When we asked Ashley Graham this:
“How do you feel about being a spokesperson for beauty ideals and self-acceptance, while people might not look to someone like Gigi Hadid to add to that conversation?”
She responded with this:
I think it’s a necessary thing right now because you don’t see women like me in the pages. If I have to be the person that’s talking about it, that’s fine. I’m more than happy to. If that means I got to write a book about it, that’s fine I will.
And these answers do need to be heard.
And when we asked Denise Bidot this:
Ever wish someone would ask you about something other than size?
She responded with this:
[Laughing] I’m up for any question. I’m pretty much an open book, but I think the conversation about size diversity should be encouraged so I’m not offended.
Fair responses because these issues need spotlighting. We’ve said it before. Every woman should be able to talk about what she wants people to know, and we do believe it’s important for famouses like Gabourey Sidibe and Kate Winslet to discuss self-acceptance because their highly quotable quotes illuminate body image stuff. But it’s HOW you ask women about their shocking confidence. Let’s stop assuming that it’s a radical idea that someone is confident despite the fact that they missed the CONFORM TO NORMATIVE BEAUTY STANDARDS OR ELSE memo. Let’s also stop assuming that all the non-famous women lack confidence and need a lesson from Precious Lee too.
For instance, the media should stop asking smokeshow Barbie Ferreira how in God’s green earth she manages to wear a bikini in broad daylight without shame. She’s not here for it.
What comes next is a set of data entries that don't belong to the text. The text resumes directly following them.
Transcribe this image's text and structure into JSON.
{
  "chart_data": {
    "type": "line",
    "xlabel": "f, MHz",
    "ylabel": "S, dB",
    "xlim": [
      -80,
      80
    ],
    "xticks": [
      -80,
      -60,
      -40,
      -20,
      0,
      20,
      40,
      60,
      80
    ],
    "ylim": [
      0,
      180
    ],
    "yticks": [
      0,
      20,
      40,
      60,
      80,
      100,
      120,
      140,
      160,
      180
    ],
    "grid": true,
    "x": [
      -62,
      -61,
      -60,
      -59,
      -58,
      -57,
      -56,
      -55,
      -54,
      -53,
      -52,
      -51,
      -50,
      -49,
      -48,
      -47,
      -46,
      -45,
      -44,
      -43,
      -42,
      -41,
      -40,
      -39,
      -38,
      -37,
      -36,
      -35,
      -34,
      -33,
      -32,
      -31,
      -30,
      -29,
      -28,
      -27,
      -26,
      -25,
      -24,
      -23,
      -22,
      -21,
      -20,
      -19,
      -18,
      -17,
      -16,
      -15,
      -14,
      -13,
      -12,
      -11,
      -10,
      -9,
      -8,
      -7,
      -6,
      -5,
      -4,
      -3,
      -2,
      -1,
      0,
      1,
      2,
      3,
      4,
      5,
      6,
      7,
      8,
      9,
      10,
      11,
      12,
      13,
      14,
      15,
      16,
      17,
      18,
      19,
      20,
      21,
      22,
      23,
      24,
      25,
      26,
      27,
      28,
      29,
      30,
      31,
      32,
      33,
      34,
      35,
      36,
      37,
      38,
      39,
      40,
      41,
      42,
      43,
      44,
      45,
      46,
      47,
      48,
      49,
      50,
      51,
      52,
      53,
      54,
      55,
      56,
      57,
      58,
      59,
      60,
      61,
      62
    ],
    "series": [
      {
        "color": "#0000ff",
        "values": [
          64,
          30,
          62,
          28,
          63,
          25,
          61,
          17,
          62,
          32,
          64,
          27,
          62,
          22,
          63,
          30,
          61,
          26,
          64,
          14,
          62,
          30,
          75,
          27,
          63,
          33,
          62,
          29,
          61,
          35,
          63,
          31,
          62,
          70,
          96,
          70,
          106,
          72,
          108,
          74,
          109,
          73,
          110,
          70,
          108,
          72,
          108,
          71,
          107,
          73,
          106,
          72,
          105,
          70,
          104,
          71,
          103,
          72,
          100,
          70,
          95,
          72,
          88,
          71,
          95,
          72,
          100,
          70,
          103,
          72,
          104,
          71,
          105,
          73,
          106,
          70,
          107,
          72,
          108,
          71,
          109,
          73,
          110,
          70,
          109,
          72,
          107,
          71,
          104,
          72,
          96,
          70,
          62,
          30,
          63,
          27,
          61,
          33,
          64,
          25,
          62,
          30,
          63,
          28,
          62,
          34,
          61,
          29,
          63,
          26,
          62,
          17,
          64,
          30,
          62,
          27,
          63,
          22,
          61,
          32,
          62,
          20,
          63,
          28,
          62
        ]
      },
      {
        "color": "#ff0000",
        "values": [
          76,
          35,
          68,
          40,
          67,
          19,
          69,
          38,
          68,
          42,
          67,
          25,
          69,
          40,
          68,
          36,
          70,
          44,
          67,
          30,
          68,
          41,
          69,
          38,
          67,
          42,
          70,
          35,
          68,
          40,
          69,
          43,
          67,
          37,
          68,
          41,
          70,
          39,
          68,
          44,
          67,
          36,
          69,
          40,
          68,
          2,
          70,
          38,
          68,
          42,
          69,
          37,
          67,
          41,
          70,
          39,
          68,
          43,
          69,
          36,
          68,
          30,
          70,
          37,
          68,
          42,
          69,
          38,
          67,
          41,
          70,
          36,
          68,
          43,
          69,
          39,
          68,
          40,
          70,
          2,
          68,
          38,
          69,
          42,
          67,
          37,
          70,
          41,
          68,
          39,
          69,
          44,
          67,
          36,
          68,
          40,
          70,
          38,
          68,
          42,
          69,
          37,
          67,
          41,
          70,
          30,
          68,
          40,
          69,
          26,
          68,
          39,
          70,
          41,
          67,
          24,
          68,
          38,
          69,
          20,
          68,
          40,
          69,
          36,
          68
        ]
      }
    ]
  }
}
And Barbie has said as much to Glamour: “Asking ‘How do I feel confident in a bikini?’ because I feel like no one would ask that to a Victoria’s Secret model. No one would ask that to Kate Upton. I understand ‘How to feel confident’ [in general], but in a bikini, if you’re adding that on…I wear a bikini like every other person in the world wears a bikini or a bathing suit.”
Given that she is a professional bikini model for Aerie and the like, perhaps it’s a very well-intentioned question when she gets asked it ten times a day. Maybe the people asking it only want to learn how to be as hotly, reasonably comfortable as a pro model when they kick it at the pool. When we interviewed the woman who coined the term “fatkini,” she talked about all the people at the beach had ugly things to say about her, so perhaps that’s where this question comes from.
But to our ear, it’s loaded with prejudice. It’s got that hint of — what makes you so bold to wear a bikini without a six-pack — subtext to it. (Worth noting: there are women of all sizes who DO feel uncomfortable in a bikini.) We imagine this inner monologue takes place often.
Insecurity: are you really going to go out in a Chromat suit without a CR Fashion Book-approved facekini to conceal your identity?
Anxiety: Pretty sure pictures of you in this bikini are trending on Twitter.
WE GET IT, not everyone is “that kind of girl” in the way that Lena Dunham intended.
Let’s definitely keep asking curvier women about all the countless issues related to size. But asking them anything that sounds like, what gives them the audacity to feel something called “confidence” between their lack of a thigh gap when you show skin…enough with that already.